ANEAC participa de reunião de mesa de negociação especifica Caixa e Contec

          

 

           Ocorreu em São Paulo-SP a terceira reunião de negociação específica entre a CAIXA e a CONTEC, visando à assinatura de novo Acordo Coletivo, tendo em vista que o atual se encerra em 21 de agosto deste ano. A coordenação da Contec esteve a cargo da Sra. Romiko Tanaka, que além dos membros efetivos daquela entidade, contou com a colaboração da FENAG, ADVOCEF, AUDICAIXA e ANEAC, sendo esta representada por seu Diretor Presidente Fernando Turino.

            O primeiro e principal ponto da reunião foi o tema o plano de saúde – Saúde Caixa. Foi feito um histórico pela Contec da evolução do plano de saúde na Caixa deste o antigo PAMS até ao plano atual de autogestão. Foi enfatizada a situação financeira do plano, que se encontra superavitária e equilibrada e colocada à preocupação quanto ao seu futuro face às novas regras determinadas através das portarias da CGPAR. A Contec revindica a manutenção das regras atuais do Plano e o seu aperfeiçoamento, lembrando os aspectos jurídicos quanto à questão de direitos adquiridos e os reflexos para os empregados e aposentados. Foi afirmado que a Contec considera este ponto o mais importante das negociações.

           Em resposta, a Comissão da Caixa informou que dificilmente a empresa deixará de cumprir as determinações da CGPAR, mas que unidades responsáveis pelo assunto na Caixa estão estudando alternativas de solução.

            Quanto ao assunto FUNCEF, foi cobrada a posição da Caixa quanto ao contencioso criado em função de ações trabalhistas que refletem nos planos de benéficos. A Caixa afirma que vem cumprindo todas as determinações judiciais em procedimentos pontuais quando é determinada a sua participação no polo passivo. Em recentes decisões no STF há entendimento que a FUNCEF não é responsável pelo passivo criado, mas sem decidir que a Caixa é responsável, de forma omissa, segundo os colegas da Advocef. Na avaliação entende-se que deva ser estudada uma forma coletiva para a Caixa cumprir a sua parte.

            Em seguida, passou a tratar das clausulas econômicas, como reajuste salarial, dos auxílios refeição, cesta alimentação, creche, substituição, adicional de fronteira, garantia de remuneração, gratificação e incorporação de função, PLR e PLR adicional. A comissão da Caixa informou que estes itens estão sendo tratados na mesa única de negociação da FENABAN. Assuntos específicos referentes à Caixa somente serão apreciados após o fechamento da mesa única.
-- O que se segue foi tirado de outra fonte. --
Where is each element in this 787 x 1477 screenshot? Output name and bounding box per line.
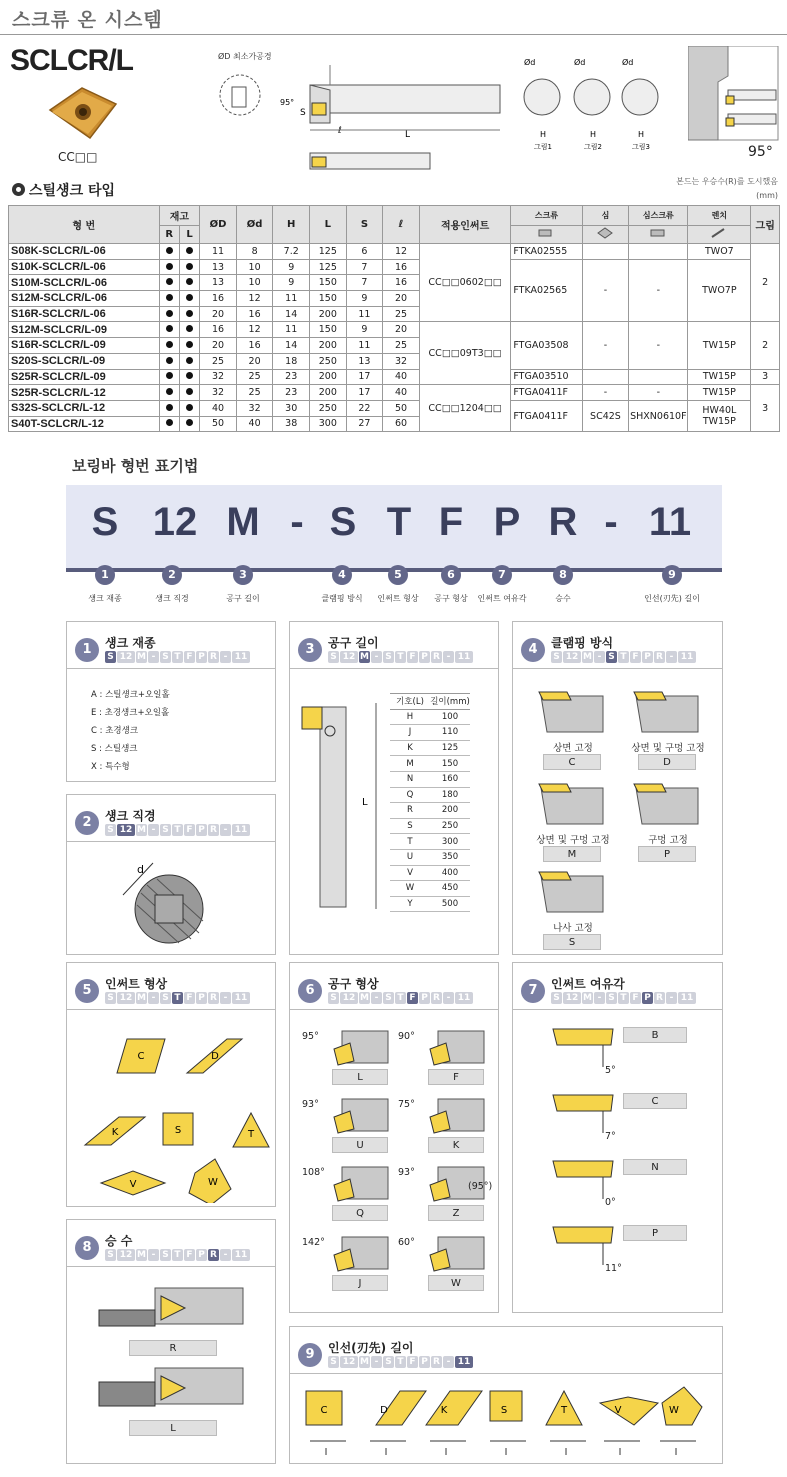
list-item: C : 초경섕크 [91, 726, 139, 736]
table-row: Y 500 [390, 896, 470, 912]
code-label: 클램핑 방식 [321, 594, 363, 603]
svg-text:V: V [614, 1405, 622, 1416]
stock-dot [166, 357, 173, 364]
stock-dot [166, 419, 173, 426]
edge-shape-t [546, 1391, 586, 1458]
tool-shape-drawing [332, 1095, 392, 1135]
code-char: - [290, 500, 304, 544]
table-row: S20S-SCLCR/L-09 25 20 18 250 13 32 [9, 353, 780, 369]
relief-angle-drawing [549, 1091, 629, 1141]
stock-dot [166, 294, 173, 301]
tool-shape-drawing [332, 1027, 392, 1067]
table-row: S10M-SCLCR/L-06 13 10 9 150 7 16 [9, 275, 780, 291]
code-characters [66, 500, 722, 560]
wrench-icon [710, 227, 728, 239]
svg-text:K: K [111, 1127, 119, 1138]
edge-shape-c [306, 1391, 346, 1458]
spec-table: 형 번 재고 ØD Ød H L S ℓ 적용인써트 스크류 심 심스크류 렌치 그림 R L S08K-SCLCR/L-06 11 8 7.2 125 6 12 CC□□0602□□ FTKA02555 TWO7 2 S10K-SCLCR/L-06 13 10 9 125 7 16 FTKA02565 - - TWO7P S10M-SCLCR/L-06 13 10 9 150 7 16 S12M-SCLCR/L-06 16 12 11 150 9 20 S16R-SCLCR/L-06 20 16 14 200 11 25 S12M-SCLCR/L-09 16 12 11 150 9 20 CC□□09T3□□ FTGA03508 - - TW15P 2 S16R-SCLCR/L-09 20 16 14 200 11 25 S20S-SCLCR/L-09 25 20 18 250 13 32 S25R-SCLCR/L-09 32 25 23 200 17 40 FTGA03510 TW15P 3 S25R-SCLCR/L-12 32 25 23 200 17 40 CC□□1204□□ FTGA0411F - - TW15P 3 S32S-SCLCR/L-12 40 32 30 250 22 50 FTGA0411F SC42S SHXN0610F HW40L TW15P S40T-SCLCR/L-12 50 40 38 300 27 60 [8, 205, 780, 432]
table-row: S12M-SCLCR/L-06 16 12 11 150 9 20 [9, 291, 780, 307]
col-stock: 재고 [159, 206, 200, 226]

            Dentro do tema relações sindicais foi pleiteado a ampliação da liberação de dirigentes sindicais dos atuais 50 para 55 e também contemplar dirigentes de associações, como a ANEAC, face ao seu reconhecido papel de representatividade e de colaboração específica com a empresa. A comissão respondeu afirmando que não concorda com a ampliação do número de liberações, mas que estudará o pleito em relação às associações.

            Quanto à reivindicação de pagamento de contribuição às entidades sindicais – taxa de negociação, a ser paga pela empresa por ocasião da negociação do Acordo Coletivo, a Comissão da Caixa não se posicionou.

            Na questão da solicitação de homologação de recisões contratuais se realizem obrigatoriamente perante o sindicato, para evitar possíveis conflitos judiciais e criando um clima de confiabilidade, a comissão da Caixa apenas se manifestou considerando o pleito como compreendido.

            A Contec entende que o Acordo Coletivo tem que abranger todos os funcionários independentemente de escolaridade e remuneração e que a sua vigência seja de um ano. A empresa informou que acompanhará a mesa da FENABAN.

            Encerrando a reunião, ficou pré-agendada a data do dia 07 de agosto em São Paulo para a próxima rodada de negociação específica.